What Are Human Rights? (18): Human Rights Minimalism and the Theory of Basic Human Rights

Many human rights theorists adopt a kind of human rights minimalism, in the sense that they focus on a subset of the internationally recognized set of human rights which they call basic rights. In most cases, they do so for practical, strategic or opportunistic reasons and not because they consider the rights that they leave out to be less important. An expression often used by rights minimalists is a “thin theory of human rights”.

Typically, a thin theory of rights on includes the following:

  • A right against killing
  • A right against bodily assault such as torture, rape, violence etc.
  • Freedom from slavery
  • Freedom of thought and conscience
  • A right to property
  • Freedom of expression, freedom of religion

Rights such as political participation, economic rights etc. are not included.

John Rawls in his The Law of Peoples makes a distinction between 3 kinds of “peoples” or nations: liberal ones, decent but not liberal ones, and outlaws or “societies burdened by unfavorable conditions”. The first two are “well-ordered” and deserve mutual respect.

Decent nations are not liberal in the sense that they respect all human rights and democratic principles.

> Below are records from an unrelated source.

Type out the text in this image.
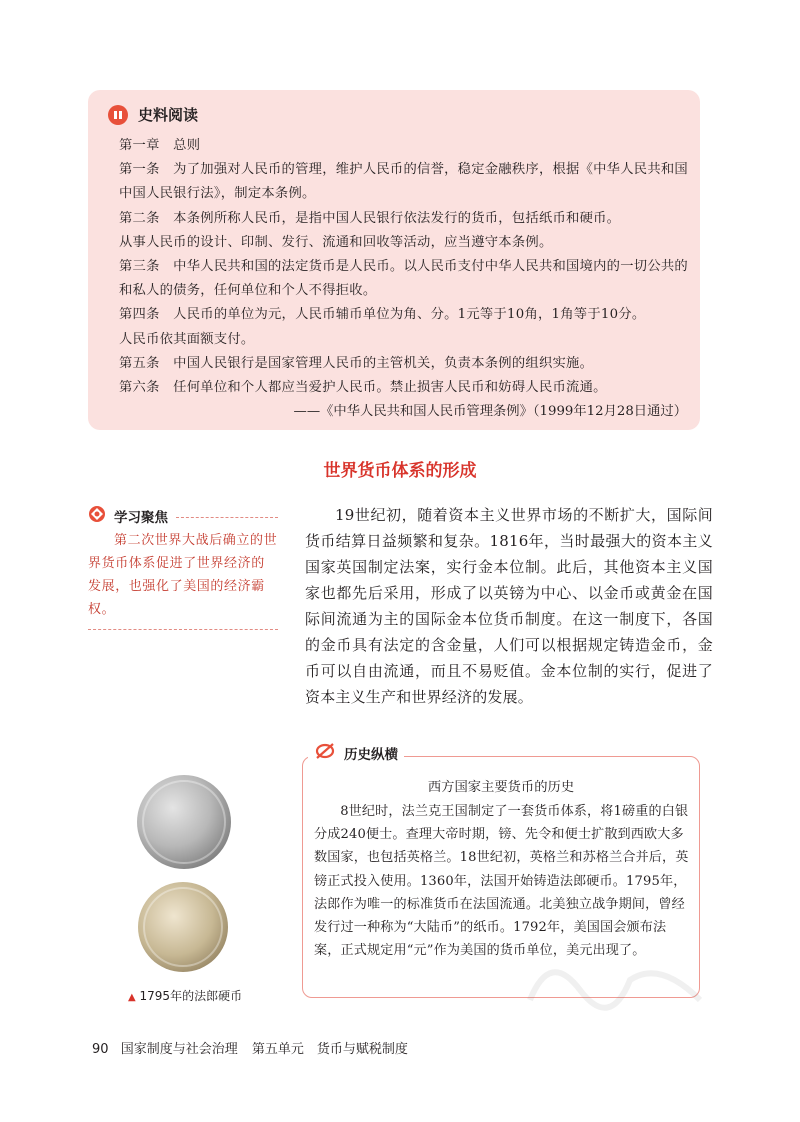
史料阅读

第一章　总则

第一条　为了加强对人民币的管理，维护人民币的信誉，稳定金融秩序，根据《中华人民共和国中国人民银行法》，制定本条例。

第二条　本条例所称人民币，是指中国人民银行依法发行的货币，包括纸币和硬币。

从事人民币的设计、印制、发行、流通和回收等活动，应当遵守本条例。

第三条　中华人民共和国的法定货币是人民币。以人民币支付中华人民共和国境内的一切公共的和私人的债务，任何单位和个人不得拒收。

第四条　人民币的单位为元，人民币辅币单位为角、分。1元等于10角，1角等于10分。

人民币依其面额支付。

第五条　中国人民银行是国家管理人民币的主管机关，负责本条例的组织实施。

第六条　任何单位和个人都应当爱护人民币。禁止损害人民币和妨碍人民币流通。

——《中华人民共和国人民币管理条例》（1999年12月28日通过）

世界货币体系的形成
学习聚焦

第二次世界大战后确立的世界货币体系促进了世界经济的发展，也强化了美国的经济霸权。

19世纪初，随着资本主义世界市场的不断扩大，国际间货币结算日益频繁和复杂。1816年，当时最强大的资本主义国家英国制定法案，实行金本位制。此后，其他资本主义国家也都先后采用，形成了以英镑为中心、以金币或黄金在国际间流通为主的国际金本位货币制度。在这一制度下，各国的金币具有法定的含金量，人们可以根据规定铸造金币，金币可以自由流通，而且不易贬值。金本位制的实行，促进了资本主义生产和世界经济的发展。

▲ 1795年的法郎硬币
历史纵横
西方国家主要货币的历史

8世纪时，法兰克王国制定了一套货币体系，将1磅重的白银分成240便士。查理大帝时期，镑、先令和便士扩散到西欧大多数国家，也包括英格兰。18世纪初，英格兰和苏格兰合并后，英镑正式投入使用。1360年，法国开始铸造法郎硬币。1795年，法郎作为唯一的标准货币在法国流通。北美独立战争期间，曾经发行过一种称为“大陆币”的纸币。1792年，美国国会颁布法案，正式规定用“元”作为美国的货币单位，美元出现了。

90 国家制度与社会治理 第五单元　货币与赋税制度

They may have state religions; they often do not allow adherents of minority faiths or other types of minorities to hold positions of power; they are very hierarchical; they organize political participation via informal consultation rather than elections etc. However, they respect “basic human rights”, and only the basic ones, otherwise they would be liberal.

Rawls considers all human rights to be important, but in non-ideal theory, where you have to deal with states which are more or less removed from the ideal, one has to find a modus vivendi with these states. It is indeed true that holding up a moral standard which is too demanding, may force them to retreat into their previous positions. Some midway point, given by basic human rights, can be a strategically smart move, as a way to get somewhere, but can perhaps also justify violations of other, “non-basic” rights, because “these are not basic and therefore less urgent and less important”, or because “the circumstances which burden us do not permit progress beyond basic rights”.

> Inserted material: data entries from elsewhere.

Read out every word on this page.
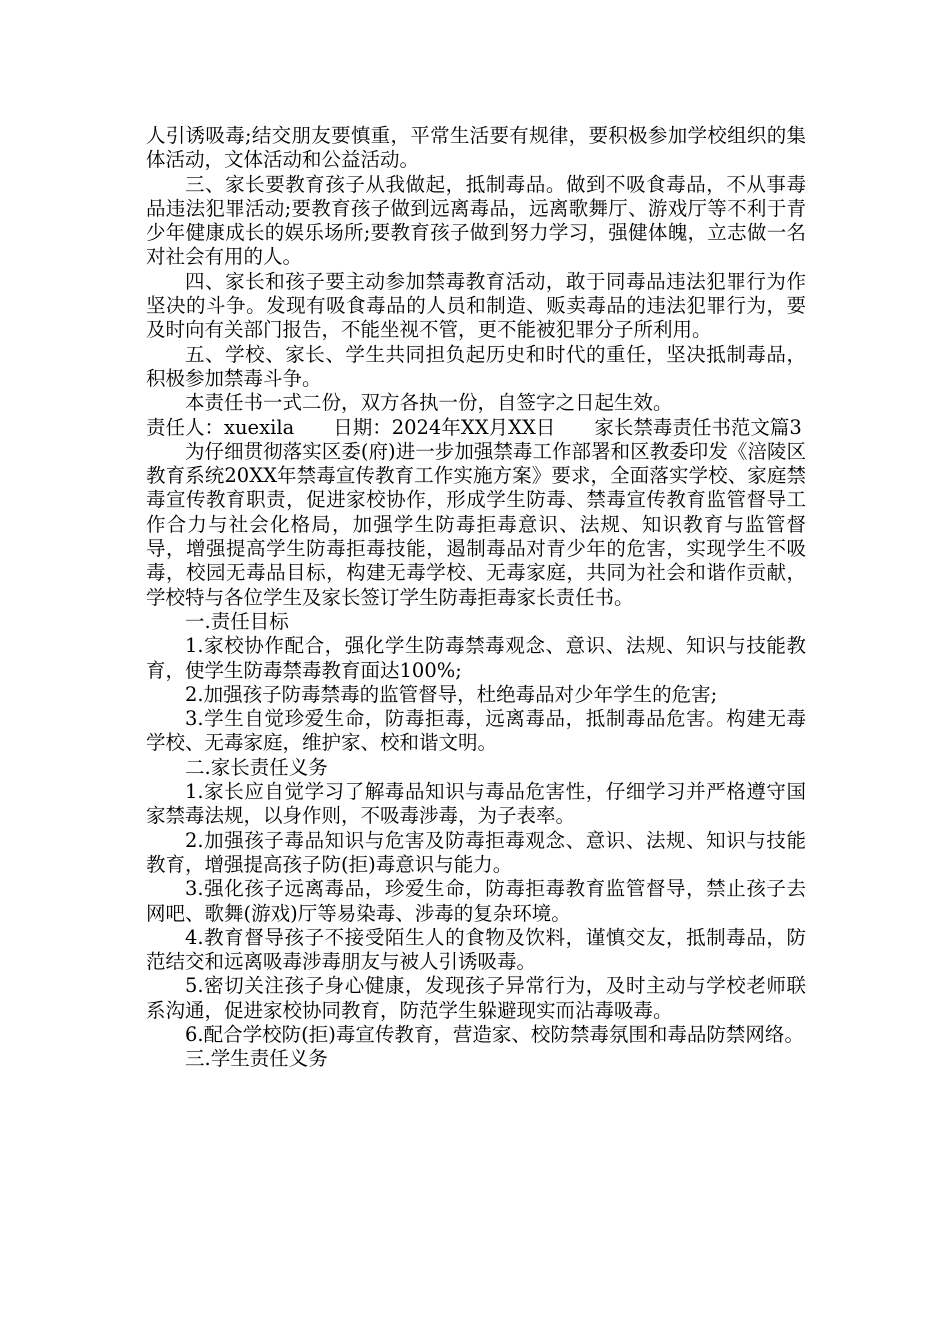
人引诱吸毒;结交朋友要慎重，平常生活要有规律，要积极参加学校组织的集体活动，文体活动和公益活动。

三、家长要教育孩子从我做起，抵制毒品。做到不吸食毒品，不从事毒品违法犯罪活动;要教育孩子做到远离毒品，远离歌舞厅、游戏厅等不利于青少年健康成长的娱乐场所;要教育孩子做到努力学习，强健体魄，立志做一名对社会有用的人。

四、家长和孩子要主动参加禁毒教育活动，敢于同毒品违法犯罪行为作坚决的斗争。发现有吸食毒品的人员和制造、贩卖毒品的违法犯罪行为，要及时向有关部门报告，不能坐视不管，更不能被犯罪分子所利用。

五、学校、家长、学生共同担负起历史和时代的重任，坚决抵制毒品，积极参加禁毒斗争。

本责任书一式二份，双方各执一份，自签字之日起生效。

责任人：xuexila　　日期：2024年XX月XX日　　家长禁毒责任书范文篇3

为仔细贯彻落实区委(府)进一步加强禁毒工作部署和区教委印发《涪陵区教育系统20XX年禁毒宣传教育工作实施方案》要求，全面落实学校、家庭禁毒宣传教育职责，促进家校协作，形成学生防毒、禁毒宣传教育监管督导工作合力与社会化格局，加强学生防毒拒毒意识、法规、知识教育与监管督导，增强提高学生防毒拒毒技能，遏制毒品对青少年的危害，实现学生不吸毒，校园无毒品目标，构建无毒学校、无毒家庭，共同为社会和谐作贡献，学校特与各位学生及家长签订学生防毒拒毒家长责任书。

一.责任目标

1.家校协作配合，强化学生防毒禁毒观念、意识、法规、知识与技能教育，使学生防毒禁毒教育面达100%;

2.加强孩子防毒禁毒的监管督导，杜绝毒品对少年学生的危害;

3.学生自觉珍爱生命，防毒拒毒，远离毒品，抵制毒品危害。构建无毒学校、无毒家庭，维护家、校和谐文明。

二.家长责任义务

1.家长应自觉学习了解毒品知识与毒品危害性，仔细学习并严格遵守国家禁毒法规，以身作则，不吸毒涉毒，为子表率。

2.加强孩子毒品知识与危害及防毒拒毒观念、意识、法规、知识与技能教育，增强提高孩子防(拒)毒意识与能力。

3.强化孩子远离毒品，珍爱生命，防毒拒毒教育监管督导，禁止孩子去网吧、歌舞(游戏)厅等易染毒、涉毒的复杂环境。

4.教育督导孩子不接受陌生人的食物及饮料，谨慎交友，抵制毒品，防范结交和远离吸毒涉毒朋友与被人引诱吸毒。

5.密切关注孩子身心健康，发现孩子异常行为，及时主动与学校老师联系沟通，促进家校协同教育，防范学生躲避现实而沾毒吸毒。

6.配合学校防(拒)毒宣传教育，营造家、校防禁毒氛围和毒品防禁网络。

三.学生责任义务
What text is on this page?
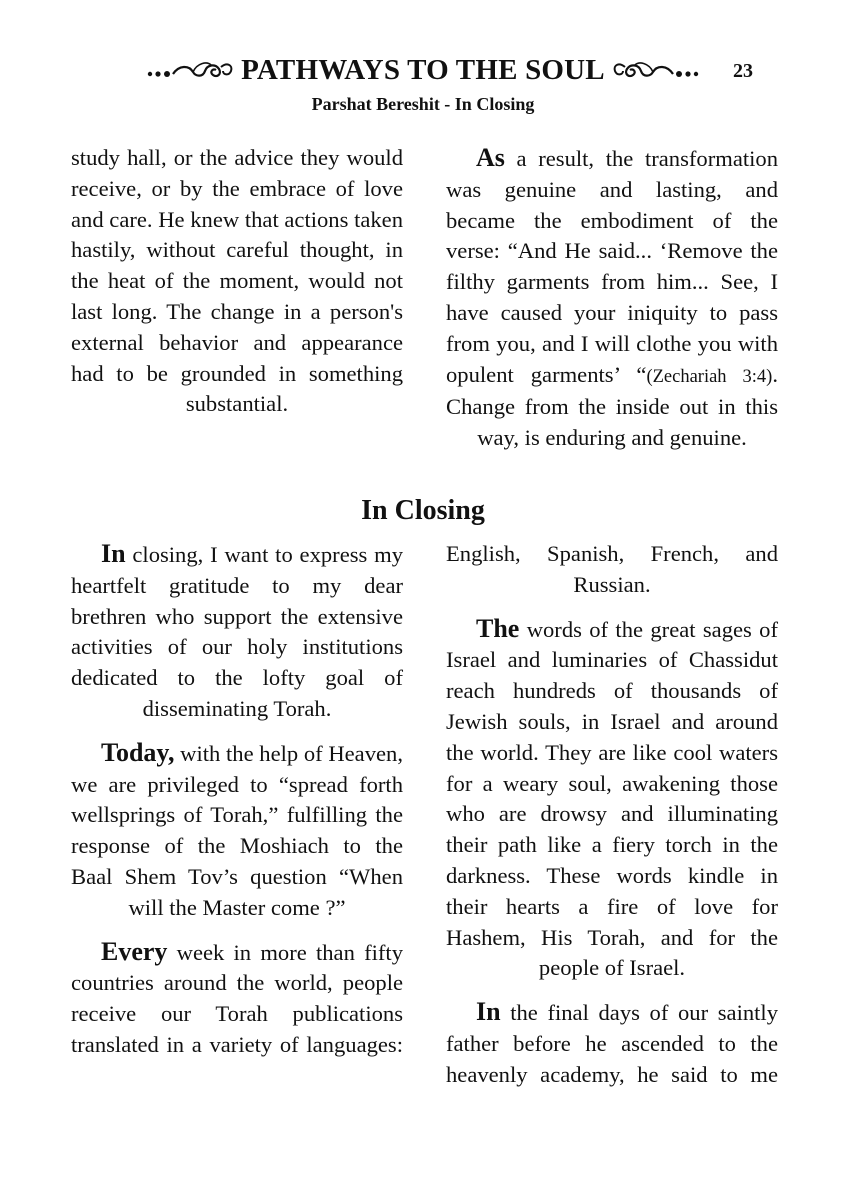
PATHWAYS TO THE SOUL	23
Parshat Bereshit - In Closing

study hall, or the advice they would receive, or by the embrace of love and care. He knew that actions taken hastily, without careful thought, in the heat of the moment, would not last long. The change in a person's external behavior and appearance had to be grounded in something substantial.

As a result, the transformation was genuine and lasting, and became the embodiment of the verse: “And He said... ‘Remove the filthy garments from him... See, I have caused your iniquity to pass from you, and I will clothe you with opulent garments’ “(Zechariah 3:4). Change from the inside out in this way, is enduring and genuine.

In Closing

In closing, I want to express my heartfelt gratitude to my dear brethren who support the extensive activities of our holy institutions dedicated to the lofty goal of disseminating Torah.

Today, with the help of Heaven, we are privileged to “spread forth wellsprings of Torah,” fulfilling the response of the Moshiach to the Baal Shem Tov’s question “When will the Master come ?”

Every week in more than fifty countries around the world, people receive our Torah publications translated in a variety of languages:

English, Spanish, French, and Russian.

The words of the great sages of Israel and luminaries of Chassidut reach hundreds of thousands of Jewish souls, in Israel and around the world. They are like cool waters for a weary soul, awakening those who are drowsy and illuminating their path like a fiery torch in the darkness. These words kindle in their hearts a fire of love for Hashem, His Torah, and for the people of Israel.

In the final days of our saintly father before he ascended to the heavenly academy, he said to me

Michael Ignatieff similarly adopts a “basic rights” approach. His worry is that a wide human rights approach may be conceived as biased, as western ethnocentrism or imperialism. A narrow concept avoids this criticism because there is near universal agreement on the importance of life, bodily security, the avoidance of pain etc.

The problem with this and really any theory of “basic rights” is that a narrow interpretation of rights makes almost everyone “decent” and legitimate and that it robs the concept of rights of any critical force. They can do “no work” as they say.

Perhaps the strongest argument against any theory of basic rights is the interdependence of all human rights. Focusing on a small subset of so-called basic rights obscures the fact that even these rights depend on other, supposedly non-basic rights. Do you think Abu Ghraib would have come to light and would have been stopped in a country where freedom of expression isn’t protected? And how can people be protected against violence, rape and slavery when economic rights are not protected?